The latest manifestation of this urge is Galerie Sardine, the Amagansett art space Akerman founded with her husband, artist Joe Bradley, just last summer. While spending time out East getting the program running, the pair decided to move into the building—a rustic 18th-century farmhouse—as well. Despite the whirlwind speed of the gallery’s rise to recognition (the outfit counts Larry Gagosian as a fan and patron), the experience has unfolded quite naturally for Akerman and Bradley.
For one thing, location was a no-brainer: Amagansett holds a special place in the couple’s story (the beach town was an impulse destination for one of their first dates, in the dead of winter). It’s also a font of creative inspiration: “The Hamptons has layers to its history—a refuge from the city for artists, for weirdos,” says Akerman. Galerie Sardine channels this haven-for-weirdos spirit with a program that feels insistently attuned to its location. This makes sense, given that the couple lives alongside the work—a choice that also felt natural. “There is an intimacy to being in this old, unassuming, 1700s farmhouse. The texture is a bit more domestic.”
The gallery’s summer program kicked off first with a residency for jewelry designer Jean Prounis in June and concurrent shows with painter Julian Kent and artist Joline Kwakkenbos. Then came an exhibition with painter Tenki Hiramatsu and a series of light sculptures by Nate Lowman, an artist and friend. The pair will be hosting a few more personal happenings at the house on the side—including a Beni Rugs summer residency featuring designs by Colin King, and two dinners in the garden helmed by Mina Stone and Elijah Tarlow.
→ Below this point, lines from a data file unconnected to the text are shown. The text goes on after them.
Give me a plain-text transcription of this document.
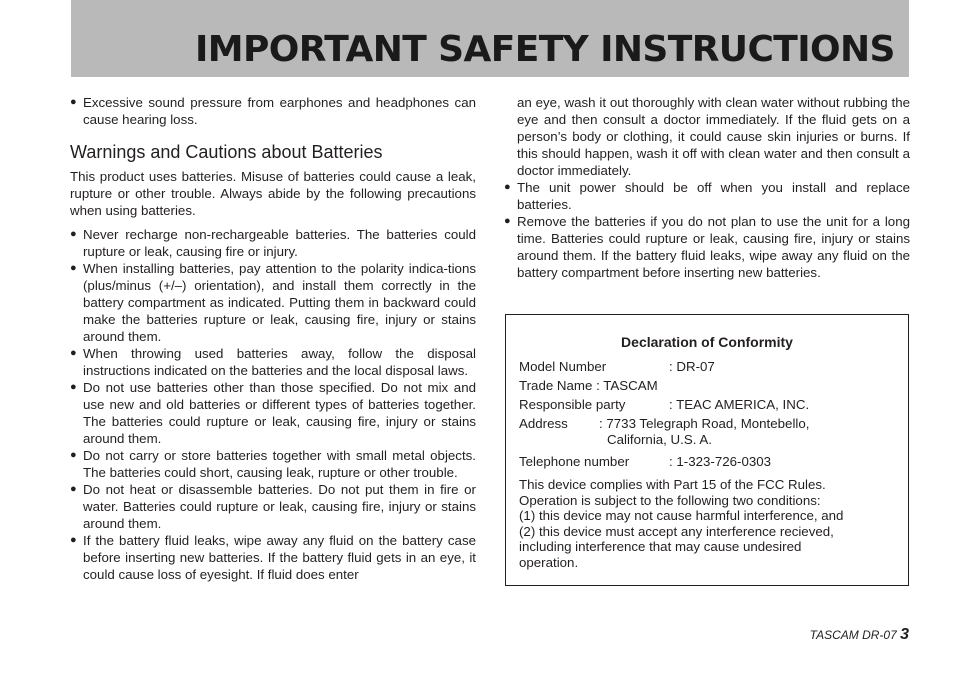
IMPORTANT SAFETY INSTRUCTIONS
● Excessive sound pressure from earphones and headphones can cause hearing loss.
Warnings and Cautions about Batteries

This product uses batteries. Misuse of batteries could cause a leak, rupture or other trouble. Always abide by the following precautions when using batteries.

● Never recharge non-rechargeable batteries. The batteries could rupture or leak, causing fire or injury.
● When installing batteries, pay attention to the polarity indica-tions (plus/minus (+/–) orientation), and install them correctly in the battery compartment as indicated. Putting them in backward could make the batteries rupture or leak, causing fire, injury or stains around them.
● When throwing used batteries away, follow the disposal instructions indicated on the batteries and the local disposal laws.
● Do not use batteries other than those specified. Do not mix and use new and old batteries or different types of batteries together. The batteries could rupture or leak, causing fire, injury or stains around them.
● Do not carry or store batteries together with small metal objects. The batteries could short, causing leak, rupture or other trouble.
● Do not heat or disassemble batteries. Do not put them in fire or water. Batteries could rupture or leak, causing fire, injury or stains around them.
● If the battery fluid leaks, wipe away any fluid on the battery case before inserting new batteries. If the battery fluid gets in an eye, it could cause loss of eyesight. If fluid does enter

an eye, wash it out thoroughly with clean water without rubbing the eye and then consult a doctor immediately. If the fluid gets on a person’s body or clothing, it could cause skin injuries or burns. If this should happen, wash it off with clean water and then consult a doctor immediately.

● The unit power should be off when you install and replace batteries.
● Remove the batteries if you do not plan to use the unit for a long time. Batteries could rupture or leak, causing fire, injury or stains around them. If the battery fluid leaks, wipe away any fluid on the battery compartment before inserting new batteries.
Declaration of Conformity
Model Number	: DR-07
Trade Name : TASCAM
Responsible party	: TEAC AMERICA, INC.
Address : 7733 Telegraph Road, Montebello,
California, U.S. A.
Telephone number	: 1-323-726-0303

This device complies with Part 15 of the FCC Rules.

Operation is subject to the following two conditions:

(1) this device may not cause harmful interference, and

(2) this device must accept any interference recieved,

including interference that may cause undesired

operation.

TASCAM DR-07 3
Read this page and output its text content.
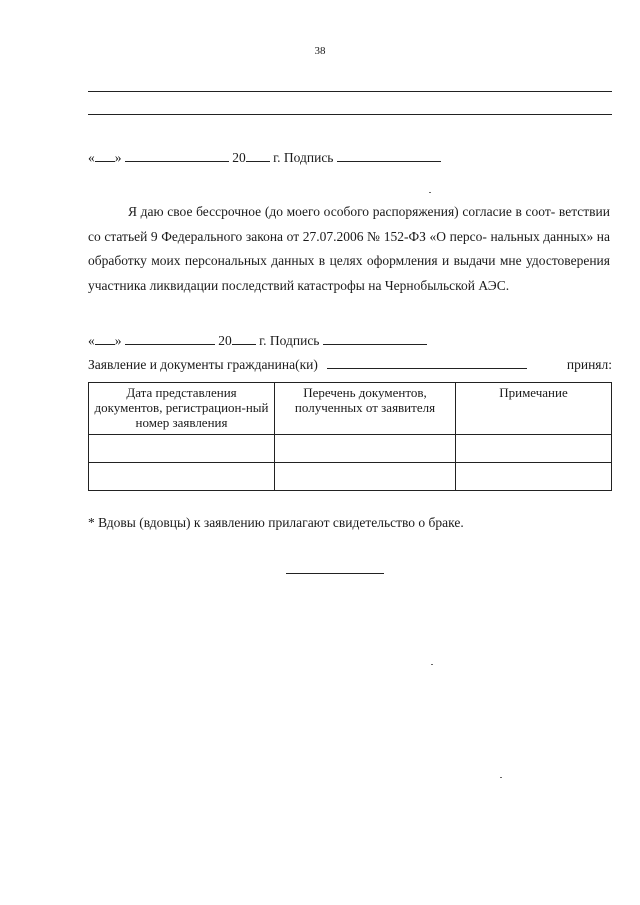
38
« »	20 г. Подпись

Я даю свое бессрочное (до моего особого распоряжения) согласие в соот- ветствии со статьей 9 Федерального закона от 27.07.2006 № 152-ФЗ «О персо- нальных данных» на обработку моих персональных данных в целях оформления и выдачи мне удостоверения участника ликвидации последствий катастрофы на Чернобыльской АЭС.

« »	20 г. Подпись
Заявление и документы гражданина(ки)	принял:
Дата представления документов, регистрацион-ный номер заявления	Перечень документов, полученных от заявителя	Примечание

* Вдовы (вдовцы) к заявлению прилагают свидетельство о браке.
“The great thing about summer programming is that you can be a little bit more unbuttoned,” Akerman observes. If the pair are taking a leisurely approach to the season, you wouldn’t know it—alongside the exhibitions in situ, a Sardine program curated by Akerman is on view at Le Consortium Museum in Dijon, France, through Sept. 7, and Bradley is showing a new body of work at David Zwirner’s London outpost until Aug. 1. This geographic and conceptual spread is a sign of more far-flung Sardine programming to come, and a strong vote in favor of doing it all.